One of the things I’ve been doing since the last AuthorToolbox is listening to podcasts and Youtube videos discussing various techniques hoping to apply some of them to my own writing. One of the biggest areas I wanted to focus on was worldbuilding so I’m going to pass on a couple of the hints I’ve picked up on the subject.
One of the main things I’d like to discuss involves an idea that the Savage Books video I found referred to as “Name it and drop it“. Personal speaking, I think of it more as sowing seeds for later harvest. The idea is rather than give an explanation (or worse, an info-dump) about a piece of your world, simply make a reference to it. The reference could be a character name, an event, a location or just a detail about the world in general. Then you just leave the reference there, leaving it under the surface of your story as it were. You can elaborate on it further on into the story, whether than be a few paragraphs or a few chapters later.
Now the original video gives some great examples from a better known source (see link 1 below) but, for a change, I’ve decided to be brave and try illustrating this using my own work. The following is the first two paragraphs from a previous draft of House Valerius, chapter one:
Over the centuries it has become tradition for our family to gather at the House of the current Patriarch on the day of Ascension, to celebrate their becoming head of the families. For weeks preparations had been made in my father’s house and now, only two days before, the anticipation was running high.
It had been thirty years since my father had challenged our last Patriarch for leadership and had succeeded in his ambition. I was not there to see it of course; but my uncles, who are my father’s loyal lieutenants and stood beside him on the day, have told me of the occasion enough times on previous Ascension celebrations that I can picture it almost as clearly as they.
Too much, too quickly, right? And now, here is the recently revised opening:
The kitchen of Shadowcroft Manor was crowded and hectic, everyone there busy making preparations for the Solstice and our expected guests. Rather than try and scrounge some breakfast amid the chaos, I contented myself with a cup of coffee and escaped to the quiet of the library.
I’d risen early enough that it was still daylight outside. The windows in the library; the real ones, not the fake ones visible from the outside; had their thick blackout drapes drawn. Despite that, tiny slivers of weakened sunlight could still be seen in the gap between their hems and the floor. I made sure I kept well away from them, feeling the habitual prickling in my skin, and settled myself into one of the large leather chairs that populated the room.
Hopefully this is more inclined to have the reader asking questions and drawing them in rather than the previous version.
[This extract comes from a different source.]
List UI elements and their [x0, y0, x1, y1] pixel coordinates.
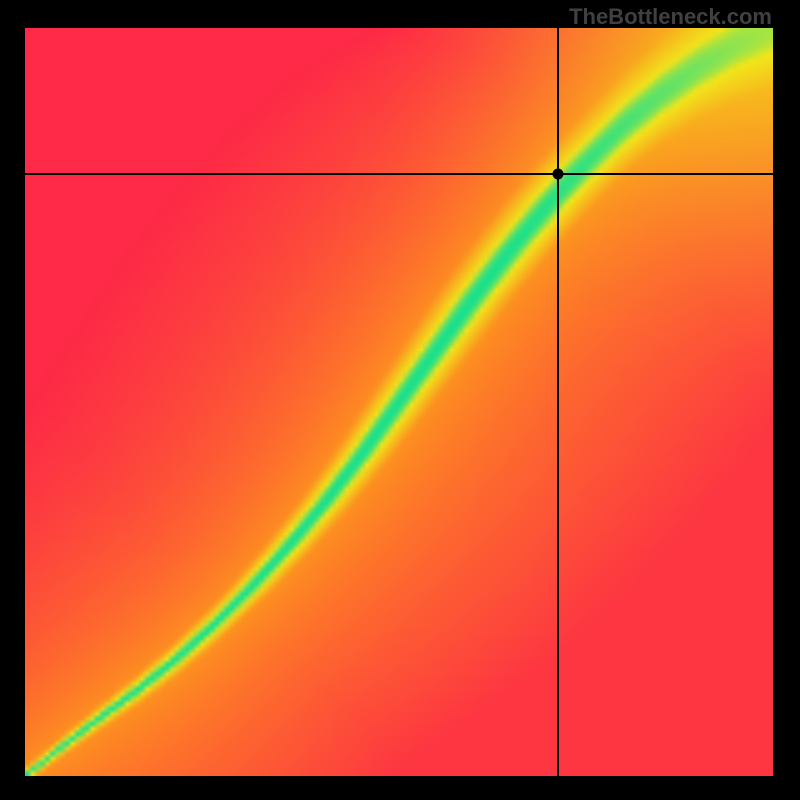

Another suggestion I picked up, this time courtesy of Mary Robinette Kowal on the Writing Excuses podcast, was using events from your worldbuilding in place of a more defined timeline. The example given (which comes about the 5:30 mark on the episode, link 2 below) was rather than say that event Y took place X number of years ago, instead say that it happened just after event Z. Not only does this prevent you having to have an exact timeline there and then, it basically gives two pieces of worldbuilding for the price of one and, into the bargain, can also draw your readers interest deeper into the story. You don’t even need to give any detail about what event Z was, just leave them wondering about it.
Finally, coming back to the video I mentioned, there is also the idea of using your worldbuilding details to help set the tone of your work, particularly in your opening chapter. By describing some of the common events in your world, you can paint a picture of what your world can be like. Again, here’s my attempt from chapter one.
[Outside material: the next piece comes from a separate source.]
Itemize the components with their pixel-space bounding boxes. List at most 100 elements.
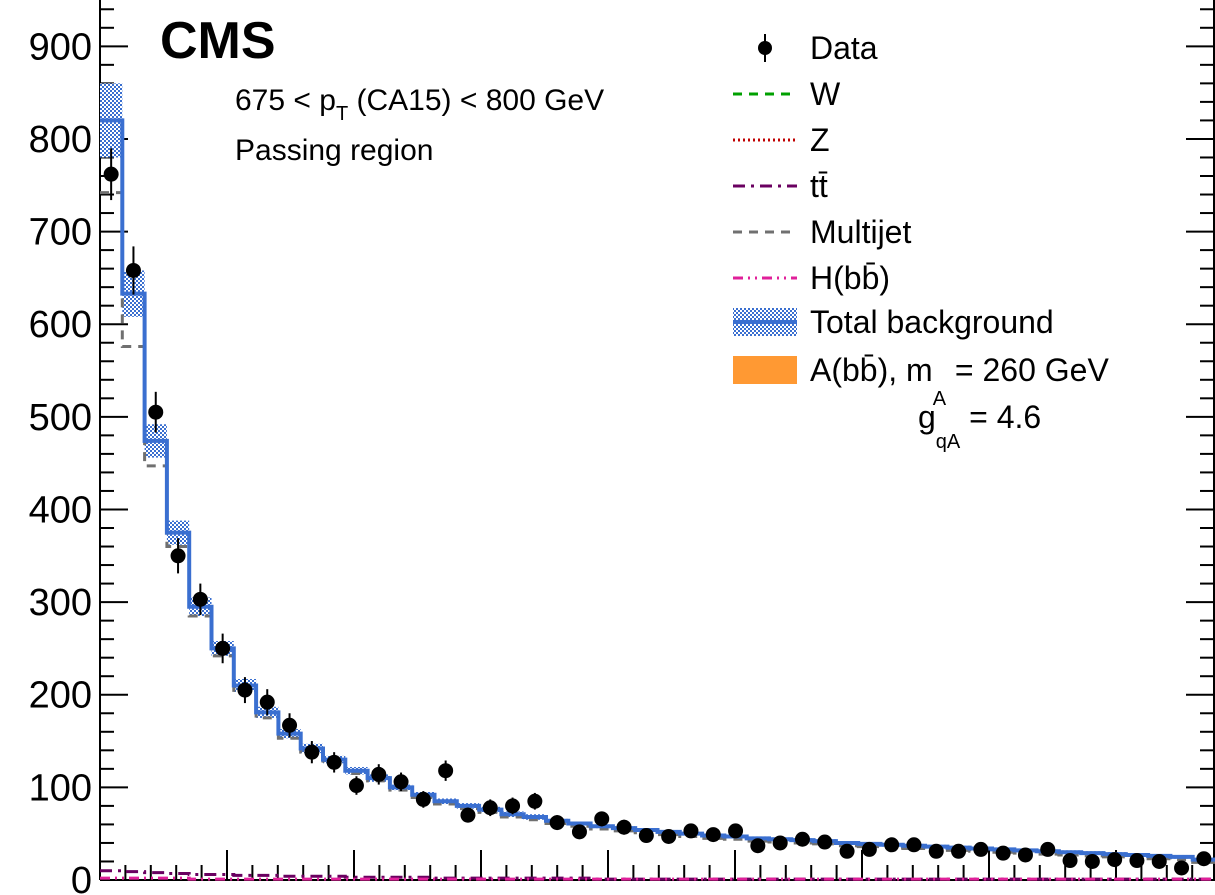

Although it was easy to understand the excitement many felt before the Solstice, with members of the various Houses gathering and the ensuing banquet, I couldn’t shake my anxiety. Despite his well-known prowess, it was still possible my father would face a duel that same night. If a challenge was made, it could only end one way, in death.
I’m going to leave things there for the moment, but I may well return to the topic of worldbuilding later in the year. In this meantime, I hope either this or the sources I’ve included below prove useful in your writing journey.